J’en ai assez averti, du reste. J’ai eu la prudence et la précaution d’avertir que les preuves philologiques du livre de Granier de Cassagnac étaient moins de ma compétence que les preuves tirées des mâles et simples notions du bon sens, de la force des choses et de l’histoire. L’historien est plus de mon ressort que le philologue, auquel je dois toujours m’en rapporter… et l’auteur des Origines de la langue française s’est montré, dans l’intérêt même de ses conclusions philologiques, très souvent et très heureusement historien. Ainsi, il l’est quand il fait si exactement la décomposition de la légion romaine pour y trouver les différents dialectes qu’elle renfermait dans son sein. Ainsi, il l’est quand il nous raconte, avec un renseignement si précis et une phrase si nette, les irruptions diverses de cette glorieuse race gauloise, qui semble glorieuse de toute éternité, car on ne sait pas où elle a commencé dans les annales humaines, et qui, par l’étendue et la rapidité de ses invasions, a une espèce d’ubiquité dans l’histoire. Ainsi, il l’est surtout, et mieux qu’ailleurs, dans le superbe onzième chapitre de son ouvrage, où il raconte, dans le style ferme qu’on lui connaît, la prise de Rome, avec la gravité romaine. {p. 329}C’est alors, c’est à toutes ces places que je reconnais Cassagnac, mon ancien Cassagnac, à l’esprit solide et à la main de forte prise, et que j’aime mieux dans les grandes besognes, où il faut l’œil de l’aigle, que dans les petites, où il ne faut que l’œil du lynx. L’historien même est encore plus que le philologue au fond de la thèse que Cassagnac pose et discute pour son compte, après avoir jeté bas celles des autres. Cette thèse, qu’il dresse sur leurs débris, il la déduit du fait historique des invasions gauloises, qui ont laissé partout des traces de leur passage dans des mots de même origine, retrouvés toujours, malgré les mêlées des peuples et leurs transfusions.
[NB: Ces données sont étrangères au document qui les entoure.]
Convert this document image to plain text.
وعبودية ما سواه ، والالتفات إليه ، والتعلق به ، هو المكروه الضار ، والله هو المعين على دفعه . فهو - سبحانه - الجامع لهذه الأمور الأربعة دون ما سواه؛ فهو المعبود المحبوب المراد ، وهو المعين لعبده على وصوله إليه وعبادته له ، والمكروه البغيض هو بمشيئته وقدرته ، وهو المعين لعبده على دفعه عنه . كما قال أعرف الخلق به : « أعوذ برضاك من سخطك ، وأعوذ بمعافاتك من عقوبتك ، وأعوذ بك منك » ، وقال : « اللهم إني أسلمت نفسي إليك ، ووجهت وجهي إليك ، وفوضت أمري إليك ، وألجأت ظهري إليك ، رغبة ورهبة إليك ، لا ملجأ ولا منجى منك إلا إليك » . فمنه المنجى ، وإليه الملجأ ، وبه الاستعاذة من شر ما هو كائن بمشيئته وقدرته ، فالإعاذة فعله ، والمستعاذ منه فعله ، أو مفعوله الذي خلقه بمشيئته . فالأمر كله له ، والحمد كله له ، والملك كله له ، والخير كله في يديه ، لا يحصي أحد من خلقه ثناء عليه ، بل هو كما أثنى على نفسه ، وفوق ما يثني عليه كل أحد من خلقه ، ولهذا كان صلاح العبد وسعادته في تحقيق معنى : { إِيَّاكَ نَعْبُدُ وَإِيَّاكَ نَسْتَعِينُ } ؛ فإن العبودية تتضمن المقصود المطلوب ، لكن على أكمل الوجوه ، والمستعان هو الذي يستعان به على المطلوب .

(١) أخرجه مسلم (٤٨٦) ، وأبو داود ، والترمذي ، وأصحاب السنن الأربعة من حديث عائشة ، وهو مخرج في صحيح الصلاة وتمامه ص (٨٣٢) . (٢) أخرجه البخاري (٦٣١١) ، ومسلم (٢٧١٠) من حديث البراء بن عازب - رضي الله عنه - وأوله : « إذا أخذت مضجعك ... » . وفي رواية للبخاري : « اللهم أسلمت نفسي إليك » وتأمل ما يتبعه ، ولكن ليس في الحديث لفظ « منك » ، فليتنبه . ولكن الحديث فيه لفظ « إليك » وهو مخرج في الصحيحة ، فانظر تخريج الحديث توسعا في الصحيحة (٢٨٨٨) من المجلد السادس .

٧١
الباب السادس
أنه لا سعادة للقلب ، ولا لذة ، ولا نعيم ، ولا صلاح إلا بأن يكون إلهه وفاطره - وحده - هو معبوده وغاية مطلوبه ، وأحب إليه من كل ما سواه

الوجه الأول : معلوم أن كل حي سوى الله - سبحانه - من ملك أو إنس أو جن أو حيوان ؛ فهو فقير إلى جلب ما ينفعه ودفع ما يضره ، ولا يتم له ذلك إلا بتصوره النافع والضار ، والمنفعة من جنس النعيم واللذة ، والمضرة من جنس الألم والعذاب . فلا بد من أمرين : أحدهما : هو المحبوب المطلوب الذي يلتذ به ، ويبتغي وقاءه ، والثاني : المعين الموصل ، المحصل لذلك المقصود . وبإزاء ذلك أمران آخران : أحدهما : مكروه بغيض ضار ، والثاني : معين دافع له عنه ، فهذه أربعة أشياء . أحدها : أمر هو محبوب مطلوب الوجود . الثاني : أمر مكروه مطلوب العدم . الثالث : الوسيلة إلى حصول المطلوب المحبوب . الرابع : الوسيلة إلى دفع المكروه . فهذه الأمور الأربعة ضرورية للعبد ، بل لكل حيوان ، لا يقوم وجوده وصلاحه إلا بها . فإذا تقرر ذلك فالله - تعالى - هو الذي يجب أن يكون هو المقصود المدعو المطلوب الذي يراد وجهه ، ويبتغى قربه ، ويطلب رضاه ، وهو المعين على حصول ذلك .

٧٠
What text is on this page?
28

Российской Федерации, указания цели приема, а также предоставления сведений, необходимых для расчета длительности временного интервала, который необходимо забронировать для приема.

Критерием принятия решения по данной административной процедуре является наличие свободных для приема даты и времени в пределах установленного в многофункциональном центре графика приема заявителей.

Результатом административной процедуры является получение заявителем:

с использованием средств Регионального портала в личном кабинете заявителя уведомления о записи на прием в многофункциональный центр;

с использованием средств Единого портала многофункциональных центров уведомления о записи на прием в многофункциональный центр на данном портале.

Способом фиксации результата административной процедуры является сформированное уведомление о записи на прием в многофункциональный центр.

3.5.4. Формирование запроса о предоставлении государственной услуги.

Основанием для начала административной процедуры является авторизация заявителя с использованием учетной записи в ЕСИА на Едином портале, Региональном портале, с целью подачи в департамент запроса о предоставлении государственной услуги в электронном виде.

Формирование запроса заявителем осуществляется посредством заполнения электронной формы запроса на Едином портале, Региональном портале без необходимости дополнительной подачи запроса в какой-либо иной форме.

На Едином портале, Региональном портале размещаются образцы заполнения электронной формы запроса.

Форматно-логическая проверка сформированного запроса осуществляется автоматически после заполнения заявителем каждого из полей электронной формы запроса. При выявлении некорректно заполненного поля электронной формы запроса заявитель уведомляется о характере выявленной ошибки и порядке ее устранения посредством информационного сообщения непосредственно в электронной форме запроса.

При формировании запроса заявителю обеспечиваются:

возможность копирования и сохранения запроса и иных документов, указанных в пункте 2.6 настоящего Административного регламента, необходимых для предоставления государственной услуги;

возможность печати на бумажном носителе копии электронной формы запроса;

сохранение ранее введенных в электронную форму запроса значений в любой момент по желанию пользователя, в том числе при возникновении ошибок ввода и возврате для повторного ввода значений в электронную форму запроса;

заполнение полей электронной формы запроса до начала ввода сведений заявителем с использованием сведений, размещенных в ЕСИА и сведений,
Bien loin donc d’avoir été étouffée par la langue latine, — qui n’est pas elle-même la langue du Latium, de ce pays que les Romains lettrés, ces Grecs de Rome, appelaient barbare, comme les Gaulois, — la langue gauloise aurait donc résisté à la langue romaine de la conquête romaine, et c’est ainsi que pour les temps futurs elle eût gardé sa nationalité inviolable et, qu’on me passe le mot ! son autochtone originalité. Il faut suivre Cassagnac dans les développements de cette thèse vigoureuse et simple pour savoir le parti qu’en a pu tirer un homme fait pour écrire l’histoire, et pour regretter qu’il ne l’écrive plus !

XV §

{p. 330}Car, c’est par là que je veux finir, il est, à mon sens et quel que soit son amour caché pour la philologie, son mal secret comme tous les amours, particulièrement fait pour écrire l’histoire. Il ne l’a jamais écrite comme j’aurais voulu. Il l’a écrite le plus souvent pour les besoins d’une cause politique. Il a fait de l’histoire armée, de l’histoire dans laquelle il a mis un dard à son centre, comme les guerriers en mettaient un dans l’orbe de leurs boucliers. Affaire de temps et de circonstances ! Mais l’âge venu, et la maturité et l’apaisement, et, de tous les apaisements le plus grand, le mépris, que nous apprend si bien la vie, et le calme enfin, décisif et puissant, du lion qui se repose, ne serait-ce pas le moment pour Granier de Cassagnac d’aborder la grande, impartiale et profonde histoire ?… Par la nature comme par l’ensemble de ses facultés, Cassagnac est destiné à l’écrire. Il s’ajuste à elle. Il a pu avoir autrefois de la pente au paradoxe, ce tentateur de la jeunesse ! mais il ne l’a plus. Il n’y a pas un paradoxe dans tout son livre des Origines de la langue française, qui prêtait tant au paradoxe ! L’homme s’est simplifié. En écrivant l’histoire, {p. 331}il n’aurait ni les agitations fébriles de Michelet, ni le mysticisme de Carlyle, deux grands historiens sans solidité. Cassagnac n’est pas de cette race. L’imagination, cette perfide en histoire, ne lui jouerait pas de ses tours. Prosateur sans poésie, et dont la prose a la nudité d’un homme sain et bien fait, Cassagnac nous écrirait l’histoire avec une gravité qu’on ne connaît plus ; car, il ne faut pas s’y tromper ! par son genre de talent, c’est un homme du xviie siècle. Il ne le pastiche pas comme Cousin, qui s’en plante les perruques, mais il le porte en lui naturellement, le xviie siècle, et tellement qu’il a toujours été incroyable pour moi que Cassagnac ait pu être, un jour, romantique, et qu’il se soit laissé piper par les idées fausses et le talent comédien de Victor Hugo. Et, en effet, tout aurait dû préserver de l’œil du jettatore cette tête carrée d’un sens si recte, d’une bonne humeur si gauloise, d’un besoin si tyrannique d’ordre et de clarté, de notions certaines et de méthodes sûres, que le mot d’argot, une sorbonne, peut seul bien caractériser.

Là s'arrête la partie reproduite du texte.